StarKist says to stay competitive they must follow market trend
Senior Manager of Seafood Procurement for Star Kist Co., Mr. Justin Yu has responded to a letter from the Tautai o Samoa Longline and Fishing Association who, earlier this month, wrote to Yu informing him that “it has become financially unfeasible to continue operations at this time, considering the continuous decline in albacore prices, the current low catch rate, the increasing cost of fuel, bait, and other operating costs.”
The local longline fleet owners and operators residing in American Samoa also voiced the same concerns to Governor Lolo Matalasi Moliga in a separate letter.
In response, Yu explained that StarKist has been doing its best to secure the best prices as compared to other markets. He told the local boat owners that StarKist is fully aware of the difficulties with the current poor catch numbers in the off-season and the low prices on fish, which have resulted in the local fishing vessels being tied up. He noted this is not a new situation — “as done before”.

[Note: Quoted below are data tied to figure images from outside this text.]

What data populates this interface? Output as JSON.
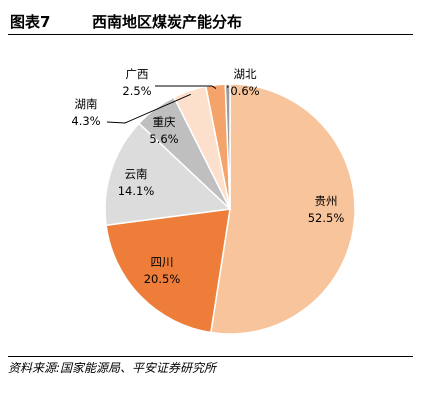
{
  "header": {
    "figure_label": "图表7",
    "title": "西南地区煤炭产能分布"
  },
  "footer": {
    "source": "资料来源:国家能源局、平安证券研究所"
  },
  "chart_data": {
    "type": "pie",
    "slices": [
      {
        "name": "贵州",
        "value": 52.5,
        "label": "52.5%",
        "color": "#F8C49C"
      },
      {
        "name": "四川",
        "value": 20.5,
        "label": "20.5%",
        "color": "#EE7D3A"
      },
      {
        "name": "云南",
        "value": 14.1,
        "label": "14.1%",
        "color": "#DCDCDC"
      },
      {
        "name": "重庆",
        "value": 5.6,
        "label": "5.6%",
        "color": "#BFBFBF"
      },
      {
        "name": "湖南",
        "value": 4.3,
        "label": "4.3%",
        "color": "#FCE0CC"
      },
      {
        "name": "广西",
        "value": 2.5,
        "label": "2.5%",
        "color": "#F4A46A"
      },
      {
        "name": "湖北",
        "value": 0.6,
        "label": "0.6%",
        "color": "#9A9A9A"
      }
    ]
  }
}
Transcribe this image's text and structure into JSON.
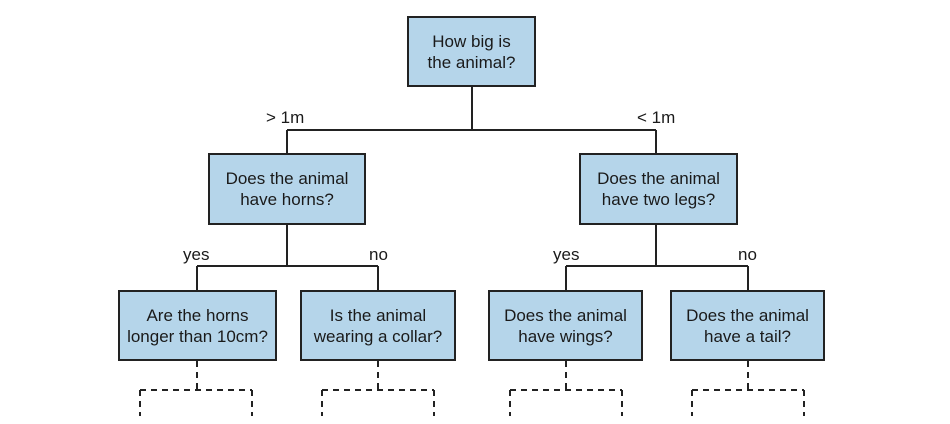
{
  "colors": {
    "node_fill": "#b5d5ea",
    "node_border": "#222222",
    "line": "#222222"
  },
  "root": {
    "question": "How big is\nthe animal?"
  },
  "branches": {
    "left_label": "> 1m",
    "right_label": "< 1m"
  },
  "left": {
    "question": "Does the animal\nhave horns?",
    "yes_label": "yes",
    "no_label": "no",
    "yes_child": "Are the horns\nlonger than 10cm?",
    "no_child": "Is the animal\nwearing a collar?"
  },
  "right": {
    "question": "Does the animal\nhave two legs?",
    "yes_label": "yes",
    "no_label": "no",
    "yes_child": "Does the animal\nhave wings?",
    "no_child": "Does the animal\nhave a tail?"
  }
}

The local fishing fleet says that while they understand StarKist’s situation with regards to the current global market situation, they are left with no other alternative but to hold vessels currently in port as well as other vessels at sea, once their current trip is completed, until the albacore price rises to the point where the boats can be profitable again.
The price of albacore has dropped by almost $1,000 per metric ton and considering all other factors involved, it is impossible to make a profit, let alone break even, according to the fleet owners.
The Association thanked Yu for his efforts with the price increases for yellowfin, bigeye and skipjack, but added that "this is far from sufficient to cover operation costs." Yu referred to their February Price Announcement and said StarKist is faced with difficulties as far as securing their competitiveness due to the continuous down-trend of fish prices and high inventory numbers.
“We understand that this is natural, considering market movement following the principle of supply and demand; however, for securing competitiveness in this business, we have to follow the market trend,” Yu wrote to the Association.
Yu is optimistic that the situation will improve for the local longliners and fishing fleet, as well as StarKist, saying that the two have gone through valuable experiences and have overcome these kinds of difficult situations and “we can overcome again.”
In their letter to Yu last month, the Association requested a review and further reconsideration on fish prices, saying they will continue to seek StartKist's position on a separate price classification for fish caught by US- flagged vessels required for US military and other US federally funded programs.
In response, Yu explained that considering the demand quantity, only a minimal amount is required for the US military and other U.S federally funded programs; therefore, “it is difficult to do a separate pricing. We hope you understand our position on this issue.”
In their letter to Governor Lolo last month, owners of the local fishing fleet asked the governor to consider reviewing the arrangements and costs that are currently imposed on vessels ported here in American Samoa, specifically the longliners that are part of the American Samoa fleet and owned by American Samoans or people who reside in American Samoa.
Local fishing boat owner and Association member Carlos Sanchez says he and members of the Association have been trying, with no success, to speak with certain department directors but they have yet to be given that opportunity.
"Right now, the American Samoa longline fleet is the biggest endangered species, but no one has any interest in the survival of this US fleet, only to regulate it," Sanchez said. According to the Association, the American Samoa longliners are like children without a home.
In addition to low fish prices, other issues raised by the Association to the governor include port charges, vessel clearance requirements, and representation on the Western Pacific Fishery Region Management Council. (See full story in Wednesday’s edition of the Samoa News)
The council meeting this year in March will be held here in American Samoa, and according to the Association, they will be presenting a list of issues to the council for consideration.